Beginning to transcribe a passage from C. Thomas Cairney, Clans and Families of Ireland and Scotland: An ethnography of the Gael (1989). I will do this in installments. I anticipate starting and stopping as the day goes on, so this might take a bit of time.
Page 111: "The Clan MacDuff descends from Gillemichael mac Duff, Earl of Fife in about 1133. But the significance of the name Duff (Dubh) goes back to the line of Duff, King of Albany in 967, whose descendants' patrimony was in Fife (the "kingdom" of Fife). His line, the Clan Duff, was collateral with the line of King Duff's brother, King Kenneth II, and the two lines alternated the High-Kingship of Albany until 1034, as both lines had their ultimate origin in sons of King Malcolm I of the line of the Cineal Gabhran who had inherited the Picto-Gaelic crown (hence their traditional descent, in the female line, from Conall Cearnach, traditional ancestor of the Cruithne).
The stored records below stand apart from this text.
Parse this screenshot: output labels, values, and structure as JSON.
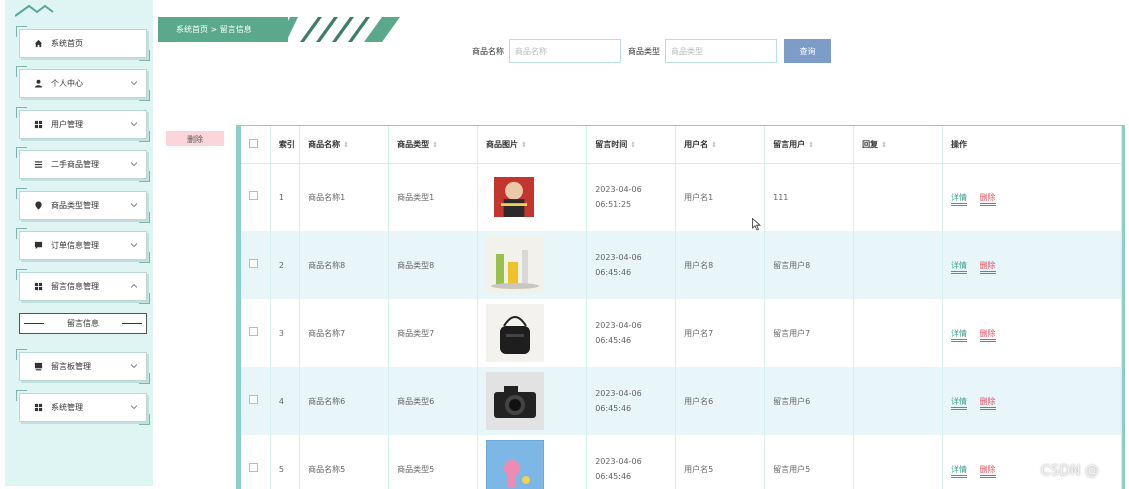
{
  "breadcrumb": {
    "text": "系统首页 > 留言信息"
  },
  "sidebar": {
    "items": [
      {
        "label": "系统首页",
        "icon": "home-icon"
      },
      {
        "label": "个人中心",
        "icon": "user-icon"
      },
      {
        "label": "用户管理",
        "icon": "grid-icon"
      },
      {
        "label": "二手商品管理",
        "icon": "list-icon"
      },
      {
        "label": "商品类型管理",
        "icon": "pin-icon"
      },
      {
        "label": "订单信息管理",
        "icon": "chat-icon"
      },
      {
        "label": "留言信息管理",
        "icon": "grid-icon"
      },
      {
        "label": "留言板管理",
        "icon": "board-icon"
      },
      {
        "label": "系统管理",
        "icon": "grid-icon"
      }
    ],
    "sub_item": "留言信息"
  },
  "search": {
    "name_label": "商品名称",
    "name_placeholder": "商品名称",
    "type_label": "商品类型",
    "type_placeholder": "商品类型",
    "button": "查询"
  },
  "actions": {
    "delete": "删除"
  },
  "table": {
    "columns": [
      "索引",
      "商品名称",
      "商品类型",
      "商品图片",
      "留言时间",
      "用户名",
      "留言用户",
      "回复",
      "操作"
    ],
    "rows": [
      {
        "idx": "1",
        "name": "商品名称1",
        "type": "商品类型1",
        "time": "2023-04-06 06:51:25",
        "user": "用户名1",
        "msg_user": "111",
        "reply": "",
        "detail": "详情",
        "del": "删除"
      },
      {
        "idx": "2",
        "name": "商品名称8",
        "type": "商品类型8",
        "time": "2023-04-06 06:45:46",
        "user": "用户名8",
        "msg_user": "留言用户8",
        "reply": "",
        "detail": "详情",
        "del": "删除"
      },
      {
        "idx": "3",
        "name": "商品名称7",
        "type": "商品类型7",
        "time": "2023-04-06 06:45:46",
        "user": "用户名7",
        "msg_user": "留言用户7",
        "reply": "",
        "detail": "详情",
        "del": "删除"
      },
      {
        "idx": "4",
        "name": "商品名称6",
        "type": "商品类型6",
        "time": "2023-04-06 06:45:46",
        "user": "用户名6",
        "msg_user": "留言用户6",
        "reply": "",
        "detail": "详情",
        "del": "删除"
      },
      {
        "idx": "5",
        "name": "商品名称5",
        "type": "商品类型5",
        "time": "2023-04-06 06:45:46",
        "user": "用户名5",
        "msg_user": "留言用户5",
        "reply": "",
        "detail": "详情",
        "del": "删除"
      }
    ]
  },
  "watermark": "CSDN @"
}
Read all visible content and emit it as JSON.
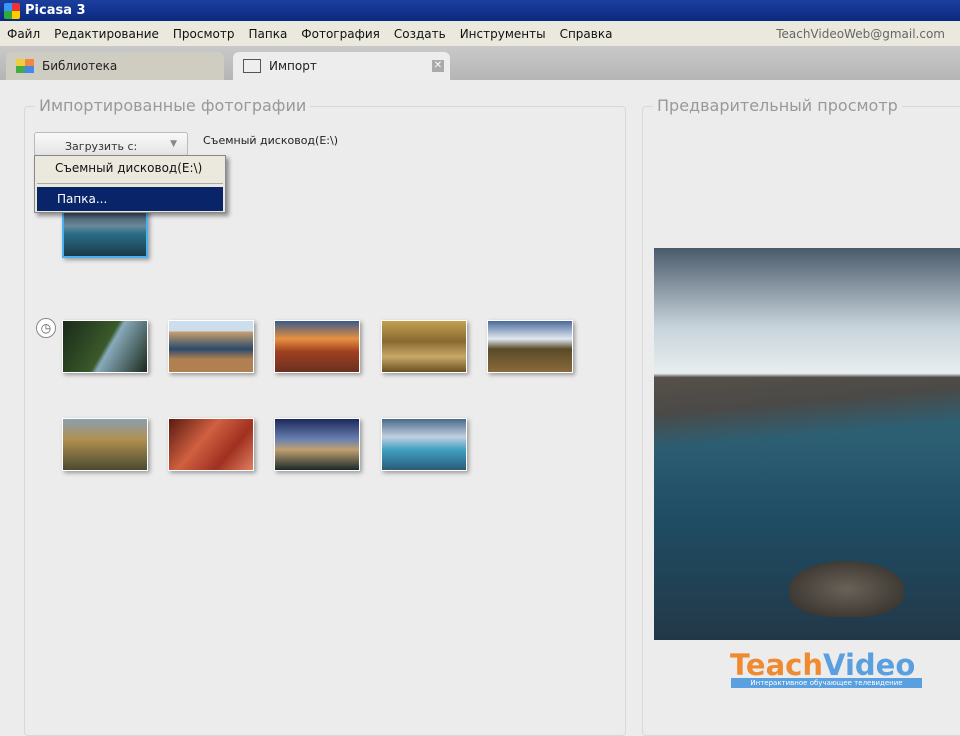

"Both of these lines ended in heiresses about the year 1034: The Line of Kenneth II ending in Bethoc, who married Crinan, hereditary Abbot of Dunkeld, of the Kindred of St. Columba, mentioned above; and the Line of Duff ending in Gruoch, who married Gillacomgan, Mormaer (King) of Moray, of the line of the Cineal Loarn. Their son, Lulach, was thus Chief of Clan Duff (in those presurname times of Picto-Gaelic succession) and King of Moray, and was as well a rival King of Albany. His daughter and heiress, the Princess of Moray and heiress of Clann Duff appears to have "married" Eth (Aedh, later Aodh, Gaelic form of Aethelred), Last Abbot of Dunkeld, who himself was the eldest of the four royal sons of Malcolm III (whose father was Duncan I, mentioned above, heir of the Royal line collateral to the Clan Duff) by his second wife, St. Margaret, a daughter of the Saxon King of England (Duncan II, son of Malcolm III by an earlier marriage, was the ancestor of the famous "MacWilliam" claimants."